La révolution et le socialisme, conçu comme un changement fondamental améliorant les conditions sociales de la population active, recueillent de plus en plus de soutien à travers le monde. Mais les travailleurs et les jeunes en sont encore aux premières étapes du processus de radicalisation décrit par Léon Trotsky dans sa grande Histoire de la révolution russe :

Les masses se mettent en révolution non point avec un plan tout fait de transformation sociale, mais dans l'âpre sentiment de ne pouvoir tolérer plus longtemps l'ancien régime. C'est seulement le milieu dirigeant de leur classe qui possède un programme politique, lequel a pourtant besoin d'être vérifié par les événements et approuvé par les masses. Le processus politique essentiel d'une révolution est précisément en ceci que la classe prend conscience des problèmes posés par la crise sociale, et que les masses s'orientent activement d'après la méthode des approximations successives.

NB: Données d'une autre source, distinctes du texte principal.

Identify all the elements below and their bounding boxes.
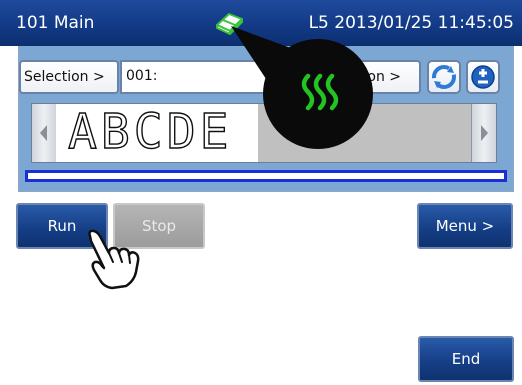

Dans les premières étapes de la résurgence de la classe ouvrière, il y a beaucoup à clarifier. L'opposition porte encore les traces de l'époque antérieure, où à «gauche» prédominait une politique petite bourgeoise, hostile à la lutte des classes, présentée en termes populaires et démocratiques. Les votes de protestation se rabattent sur les Verts ou des libéraux qui promettent une politique capitaliste plus humaine, voire des néo-fascistes qui jurent que l’État protégera le peuple – non pas sur la perspective de la révolution prolétarienne internationale.

Cependant, les événements feront évoluer rapidement la conscience de classe, préparant des changements explosifs dans l'orientation politique des travailleurs et des jeunes. Leur radicalisation et l'impossibilité de toute réforme sous le diktat de l'aristocratie financière renforceront le CIQI et son appel à une politique de classe. Les sections européennes du CIQI (le Socialist Equality Party britannique, le Parti de l'égalité socialiste français et le Sozialistische Gleichheitspartei allemand) ont participé aux européennes pour préparer un tel développement.

L'expérience démontrera que la seule voie à suivre est la mise en oeuvre du programme et de la perspective du CIQI: la mobilisation de la classe ouvrière internationale pour exproprier la classe capitaliste, la prise du pouvoir et la construction du socialisme. La solution à la crise du capitalisme européen n'est ni l'UE ni une "Europe des nations" fasciste, mais la lutte de la classe ouvrière pour construire les Etats-Unis socialistes d'Europe.